If it is the case, then, that poetry prizes are a major component to keeping contemporary poetry alive financially, what else are they doing? The Stella Prize states their purpose as “[to] create a more equitable and vibrant national culture”, while the Prime Minister’s Literary Awards recognise the “valuable contribution Australian literature and history makes to the nation's cultural and intellectual life.” It’s not hard to see how quickly notions of national culture become slippery and exceptional under scrutiny. That’s part of the huge discussion around literary prizes, the gossip about who made the longlist and who didn’t, let alone who took home the prize and whether the judges “got it right”.
And as another round of literary prize longlists approaches, as I line up my own expectations of which books will win recognition this time, the question rattles around in my head, “What do literary prizes award?” Investigating the inner and outer workings of literary prizes would be a mammoth undertaking, something Spahr and Young only scratched the surface of in their own impressive research. But if I’m going to give it a try, the best place to start must be with the poetry itself. So begins Chook Raffle and the Anne Elder Award project.
Chook Raffle and the Anne Elder Award Project
The Anne Elder Award, first awarded in 1977, is one of the longest running prizes in Australia given to a poetry collection, outstripped by the Grace Leven Prize for Poetry which awarded its last prize in 2012 after 65 years. Specifically, the prize is given to the best debut poetry collection published in Australia with a prize of $1000 awarded by the Victorian branch of the Fellowship of Australian Writers.
As the 50th year of the Anne Elder Award looms, it seems the perfect candidate for reflective exploration with an eye for what Australian literary culture is, what it awards, and what kind of impact prizes have. But before the big questions, we must look at the poetry.

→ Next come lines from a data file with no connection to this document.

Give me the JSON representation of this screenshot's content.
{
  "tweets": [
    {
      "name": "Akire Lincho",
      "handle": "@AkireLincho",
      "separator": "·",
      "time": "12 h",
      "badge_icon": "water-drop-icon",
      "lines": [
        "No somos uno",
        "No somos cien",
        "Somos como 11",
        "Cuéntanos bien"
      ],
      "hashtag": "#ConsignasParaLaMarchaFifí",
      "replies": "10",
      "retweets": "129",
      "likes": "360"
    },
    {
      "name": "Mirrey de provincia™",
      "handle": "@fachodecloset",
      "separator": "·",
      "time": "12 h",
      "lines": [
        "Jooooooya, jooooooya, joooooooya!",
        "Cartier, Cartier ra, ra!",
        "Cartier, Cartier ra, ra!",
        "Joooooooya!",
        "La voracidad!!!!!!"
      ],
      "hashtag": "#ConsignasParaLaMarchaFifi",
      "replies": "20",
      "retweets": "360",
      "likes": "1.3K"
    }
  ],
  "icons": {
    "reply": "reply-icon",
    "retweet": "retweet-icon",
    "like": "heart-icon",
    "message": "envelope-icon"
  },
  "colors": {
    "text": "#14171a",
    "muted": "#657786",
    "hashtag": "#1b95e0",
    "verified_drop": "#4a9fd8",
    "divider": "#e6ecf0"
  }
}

Chook Raffle is a bimonthly newsletter featuring a review of a past winner of the Anne Elder Award from 1977 to the present day. (There is one exception of Ella Jeffery’s Dead Bolt which I already reviewed in Plumwood Mountain in 2020.) In the vein of John Kinsella’s retrospective reviews in Southerly, Chook Raffle is about reading poetry removed from the hubbub of promotion, hype, and novelty but with the added consideration of award recognition and the contextualising years of the poet’s subsequent career or, in some cases, the muffling effect of shifted literary attention.
With 46 titles and counting to choose from, I hope that revisiting “successful” poetry collections from the past half-century will illuminate something about Australian poetry or its future as a culture and an art form.
[Note: Chook Raffle is in no way affiliated with the Anne Elder Award or the Victorian branch of the Fellowship of Australian Writers.]